From my conversations with students (mine and others), I think this accurately describes how students think a paper gets written:

1. Advisor produces problem miraculously from thin air.
2. Come up with solution.
3. Write down solution
4. Advisor makes annoying and mystifying edit requests on irrelevant introductory stuff, while throwing out long complicated proofs (or experiments) student has spent many hours sweating over.
5. Make final edits and submit paper.
Most student figure out  how to do 2) , and eventually learn how to do 3) (which is itself a topic for another post). 5) is probably the first thing students learn how to do: fix typos, edit latex, and generally do yak-shaving.

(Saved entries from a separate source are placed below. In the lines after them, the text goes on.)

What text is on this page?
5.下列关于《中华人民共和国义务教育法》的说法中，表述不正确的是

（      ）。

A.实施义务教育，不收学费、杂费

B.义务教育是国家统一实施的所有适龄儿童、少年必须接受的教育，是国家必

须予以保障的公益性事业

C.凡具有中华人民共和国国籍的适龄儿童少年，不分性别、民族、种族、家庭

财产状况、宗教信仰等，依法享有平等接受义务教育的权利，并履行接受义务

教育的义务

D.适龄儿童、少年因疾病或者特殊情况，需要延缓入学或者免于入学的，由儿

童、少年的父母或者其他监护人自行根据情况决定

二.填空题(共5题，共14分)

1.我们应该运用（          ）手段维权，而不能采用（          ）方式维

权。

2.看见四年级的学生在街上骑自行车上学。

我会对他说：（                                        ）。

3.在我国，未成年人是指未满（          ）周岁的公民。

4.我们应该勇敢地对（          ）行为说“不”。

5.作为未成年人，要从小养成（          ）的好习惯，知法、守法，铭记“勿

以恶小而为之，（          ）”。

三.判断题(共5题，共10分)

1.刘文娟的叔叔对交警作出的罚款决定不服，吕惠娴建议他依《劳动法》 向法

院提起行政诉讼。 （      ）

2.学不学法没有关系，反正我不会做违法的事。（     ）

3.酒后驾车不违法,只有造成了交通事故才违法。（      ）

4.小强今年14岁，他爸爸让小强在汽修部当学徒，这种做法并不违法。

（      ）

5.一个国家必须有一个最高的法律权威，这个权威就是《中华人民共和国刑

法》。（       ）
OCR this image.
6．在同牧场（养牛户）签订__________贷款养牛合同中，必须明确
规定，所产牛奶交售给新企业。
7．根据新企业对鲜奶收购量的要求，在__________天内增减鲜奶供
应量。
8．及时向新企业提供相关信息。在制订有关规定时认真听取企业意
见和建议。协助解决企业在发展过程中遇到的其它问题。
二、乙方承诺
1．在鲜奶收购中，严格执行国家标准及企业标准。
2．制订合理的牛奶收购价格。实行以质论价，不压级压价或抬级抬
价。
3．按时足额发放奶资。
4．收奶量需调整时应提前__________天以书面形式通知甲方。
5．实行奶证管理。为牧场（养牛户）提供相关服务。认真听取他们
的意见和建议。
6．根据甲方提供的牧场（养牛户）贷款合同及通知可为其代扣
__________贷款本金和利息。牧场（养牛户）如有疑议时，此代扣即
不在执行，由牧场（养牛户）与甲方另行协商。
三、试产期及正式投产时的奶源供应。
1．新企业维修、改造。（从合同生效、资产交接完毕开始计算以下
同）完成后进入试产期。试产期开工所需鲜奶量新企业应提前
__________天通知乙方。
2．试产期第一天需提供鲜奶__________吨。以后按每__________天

But step 4) is perhaps the most mysterious part of the writing process for a new researcher, and the least structured. I call it "closing the deal" and it's really about going from a bag of results to an actual submittable paper.

Let me elaborate.

1) Coming up with a problem.
Of course coming up with a problem is the essence of the research process ("it's about the questions, not the answers", he shrieks). This takes experience and vision, and can often be changed by things you do in stage 4. I'll say no more about it here.

2) Solving a problem.
This is the stage that everyone knows about. That's what we do, after all - solve problems ! This is where we drink lots of coffee, live Eye of the Tiger montages, get inspiration in our sleep, and so on.

It often happens that you don't exactly solve the problem you set out to attack, but you make many dents in it, solving special cases and variants. It's important to be flexible here, instead of banging your head against a wall head-on. At any rate, you either exit this stage of the project completely stuck, with a complete solution, or with a collection of results, ideas and conjectures surrounding the problem (the most typical case)

3) Writing it all down.
Again, I could spend hours talking about this, and many people better than I have. It's a skill to learn in and of itself, and depends tremendously in the community you're in.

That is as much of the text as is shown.